Баня была готова. Оболяевъ и его гость усердно выпарились и помылись въ ней и оба оттуда вышли красные, въ чистомъ бѣльѣ и съ расчесанными головами и бородами. Умётчикъ далъ гостю, вмѣсто его грязной и замаранной кровью рубахи, свою чистую, изъ тонкой бязи. Они закусили щами, съ саломъ, въ ожиданіи назавтра козьей похлебки, и разошлись: умётчикъ — доить пришедшихъ съ поля коровъ, а гость — въ темный чуланъ, прилаженный въ углу скотскаго база.

Настала ночь. Въ банѣ еще свѣтилось. Тамъ мылись, пригнавшіе съ поля скотъ, бритые лбы. Но скоро и они, поужинавъ, напоили воловъ и коровъ и снова погнали ихъ на ночную пастьбу. Кругомъ опять стихло. Изрѣдка только раздавались ворчаніе и лай собакъ, лежавшихъ за воротами и чутко глядѣвшихъ на стемнѣлую дорогу.

Умётчикъ возвратился въ избу и легъ на палатахъ. Но ему не спалось. Изъ головы не выходили слова гостя о пяти милліонахъ. Но болѣе этой суммы его занимало то, что онъ вдругъ разглядѣлъ на тѣлѣ гостя въ банѣ: бѣловатаго цвѣта шрамъ, подъ волосами, у лѣваго виска, и такого же вида, какъ бы вдавленные другъ въ друга, желобки или рубцы на плечѣ и на груди, ниже сосковъ.

«Что бы это за знаки? — размышлялъ Оболяевъ: — откуда они у него? отъ золотухи, или отъ иной болячки? или рубцы отъ китовыхъ плетей?.. Такъ нѣтъ, по его словамъ, онъ убѣжалъ отъ казни. Спросить, развѣ? — да не скажетъ. Важный шельма! хоть худой, такой корпусный, проворный, да строгій, а съ виду совсѣмъ простой человѣкъ! Пойти ли къ нему?»

Умётчикъ всталъ, накинулъ на плечи шубейку и вышелъ во дворъ. Ночи прошло не мало. Мѣсяцъ уже высоко стоялъ въ безоблачномъ небѣ. Кругомъ была мертвая тишина. Заслышавъ шаги, собаки съ лаемъ шарахнулись съ дороги къ припертымъ воротамъ.

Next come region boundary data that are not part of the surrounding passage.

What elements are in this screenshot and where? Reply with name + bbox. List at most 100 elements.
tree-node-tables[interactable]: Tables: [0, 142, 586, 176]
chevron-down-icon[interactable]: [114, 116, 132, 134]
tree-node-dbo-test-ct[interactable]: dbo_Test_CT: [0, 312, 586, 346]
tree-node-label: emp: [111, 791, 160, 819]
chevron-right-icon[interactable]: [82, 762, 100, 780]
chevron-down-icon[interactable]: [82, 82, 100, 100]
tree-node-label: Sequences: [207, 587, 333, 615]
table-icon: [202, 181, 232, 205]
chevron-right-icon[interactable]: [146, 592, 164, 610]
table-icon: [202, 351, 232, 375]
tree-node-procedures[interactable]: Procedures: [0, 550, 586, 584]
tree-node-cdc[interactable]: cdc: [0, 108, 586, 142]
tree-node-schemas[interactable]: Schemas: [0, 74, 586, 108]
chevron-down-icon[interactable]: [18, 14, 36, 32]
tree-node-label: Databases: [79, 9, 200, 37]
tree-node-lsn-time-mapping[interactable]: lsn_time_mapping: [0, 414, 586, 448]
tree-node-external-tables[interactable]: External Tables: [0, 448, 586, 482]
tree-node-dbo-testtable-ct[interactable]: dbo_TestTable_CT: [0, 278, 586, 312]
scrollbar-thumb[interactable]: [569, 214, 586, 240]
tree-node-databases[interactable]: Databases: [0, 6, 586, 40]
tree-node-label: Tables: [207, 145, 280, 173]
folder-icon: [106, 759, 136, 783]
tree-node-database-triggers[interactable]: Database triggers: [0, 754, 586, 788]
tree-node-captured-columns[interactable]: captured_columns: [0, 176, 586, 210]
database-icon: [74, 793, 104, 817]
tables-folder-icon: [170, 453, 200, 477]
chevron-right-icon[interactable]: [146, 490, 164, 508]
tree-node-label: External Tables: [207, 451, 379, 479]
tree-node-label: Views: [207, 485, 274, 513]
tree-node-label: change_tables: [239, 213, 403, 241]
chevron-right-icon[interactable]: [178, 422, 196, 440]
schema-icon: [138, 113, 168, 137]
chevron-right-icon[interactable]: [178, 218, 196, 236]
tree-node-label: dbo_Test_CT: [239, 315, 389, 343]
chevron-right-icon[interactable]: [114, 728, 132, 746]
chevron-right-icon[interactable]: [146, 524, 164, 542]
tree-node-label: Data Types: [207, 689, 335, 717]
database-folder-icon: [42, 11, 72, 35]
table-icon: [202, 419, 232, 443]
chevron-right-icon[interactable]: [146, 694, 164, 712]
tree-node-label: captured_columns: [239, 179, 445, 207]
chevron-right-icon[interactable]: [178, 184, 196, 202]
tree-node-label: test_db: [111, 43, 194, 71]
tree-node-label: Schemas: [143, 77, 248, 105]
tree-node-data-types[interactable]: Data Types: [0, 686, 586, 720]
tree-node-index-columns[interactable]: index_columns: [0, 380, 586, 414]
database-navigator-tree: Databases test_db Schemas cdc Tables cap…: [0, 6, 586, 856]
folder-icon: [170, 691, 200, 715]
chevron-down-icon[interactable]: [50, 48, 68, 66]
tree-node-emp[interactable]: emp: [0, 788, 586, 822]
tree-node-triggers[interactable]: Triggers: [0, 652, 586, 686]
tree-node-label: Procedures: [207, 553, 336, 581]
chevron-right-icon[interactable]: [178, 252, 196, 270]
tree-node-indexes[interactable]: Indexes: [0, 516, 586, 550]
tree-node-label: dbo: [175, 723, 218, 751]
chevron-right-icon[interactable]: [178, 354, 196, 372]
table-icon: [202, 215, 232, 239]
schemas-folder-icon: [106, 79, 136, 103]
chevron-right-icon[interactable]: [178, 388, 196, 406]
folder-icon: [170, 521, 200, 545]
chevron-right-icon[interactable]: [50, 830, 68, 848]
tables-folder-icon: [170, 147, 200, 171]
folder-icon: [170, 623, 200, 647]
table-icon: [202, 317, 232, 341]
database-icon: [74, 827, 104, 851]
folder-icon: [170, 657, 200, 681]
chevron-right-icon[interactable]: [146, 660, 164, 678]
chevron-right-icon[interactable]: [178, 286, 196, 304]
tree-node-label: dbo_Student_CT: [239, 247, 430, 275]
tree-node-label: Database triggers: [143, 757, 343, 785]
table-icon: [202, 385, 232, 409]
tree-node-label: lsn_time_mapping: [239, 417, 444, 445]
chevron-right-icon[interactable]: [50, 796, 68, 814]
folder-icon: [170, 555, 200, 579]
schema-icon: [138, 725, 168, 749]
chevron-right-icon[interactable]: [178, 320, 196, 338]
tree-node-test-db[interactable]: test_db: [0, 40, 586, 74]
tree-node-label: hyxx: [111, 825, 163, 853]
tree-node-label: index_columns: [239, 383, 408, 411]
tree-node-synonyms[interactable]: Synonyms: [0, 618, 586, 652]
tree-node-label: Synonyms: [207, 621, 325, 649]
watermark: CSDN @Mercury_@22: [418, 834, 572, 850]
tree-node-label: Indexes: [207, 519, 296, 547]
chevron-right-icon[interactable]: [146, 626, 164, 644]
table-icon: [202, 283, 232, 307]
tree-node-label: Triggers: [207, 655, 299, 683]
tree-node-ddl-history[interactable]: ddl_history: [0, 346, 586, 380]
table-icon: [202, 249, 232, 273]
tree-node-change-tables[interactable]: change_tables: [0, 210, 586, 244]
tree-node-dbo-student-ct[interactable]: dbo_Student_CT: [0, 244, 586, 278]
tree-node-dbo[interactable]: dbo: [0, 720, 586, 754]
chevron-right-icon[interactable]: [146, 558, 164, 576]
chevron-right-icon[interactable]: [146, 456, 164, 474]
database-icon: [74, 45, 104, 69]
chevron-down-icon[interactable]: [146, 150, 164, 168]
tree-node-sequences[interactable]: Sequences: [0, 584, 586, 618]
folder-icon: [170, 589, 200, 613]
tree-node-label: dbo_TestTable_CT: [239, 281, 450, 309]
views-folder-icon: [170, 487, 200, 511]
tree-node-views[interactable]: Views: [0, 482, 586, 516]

— Цыма-те, треклятыя! — крикнулъ на нихъ умётчикъ: — цыцъ!

Онъ, однако, остановился, подумавъ: «Нѣтъ, лучше завтра… теперь уже, видно, спитъ!» — и, покряхтывая отъ лома въ старыхъ костяхъ, возвратился въ хату.

Гость Оболяева также еще не спалъ. Раскинувшись подъ зипуномъ, на досчатомъ помостѣ, прилаженномъ въ углу чулана онъ думалъ крѣпкую думу.

Мысли о молодыхъ годахъ, когда онъ жилъ еще подросткомъ на Дону, при отцѣ, смѣнялись въ его головѣ воспоминаніями о походѣ съ козаками въ Пруссію, гдѣ онъ на Одерѣ, на смотру, впервые увидѣлъ чужеземнаго вѣнценосца, прусскаго короля, окруженнаго генералами и пышною, въ золотѣ, свитой, и гдѣ, между тѣмъ, на утро, его самого нещадно наказали плетьми за пропавшую у него на пастьбѣ лошадь полковника. Вспоминались ему возвратъ съ границъ нѣметчины и краткое пребываніе на родинѣ, съ женою и дѣтьми, посылка съ командой, для ловли бѣглыхъ раскольниковъ, близъ Польши, походъ подъ Бендеры, новый возвратъ въ родную станицу, побѣгъ на Терекъ, арестъ въ Моздокѣ и новыя шатанья по степнымъ притонамъ. Все вспоминалъ онъ — бѣдность и лишенія, тюрьмы и кандалы, зависть и злобу къ богатымъ и сильнымъ, неутолимое стремленіе въ волѣ и къ чему-то волшебному и сказочному, что его такъ манило и о чемъ онъ иной разъ боялся даже думать.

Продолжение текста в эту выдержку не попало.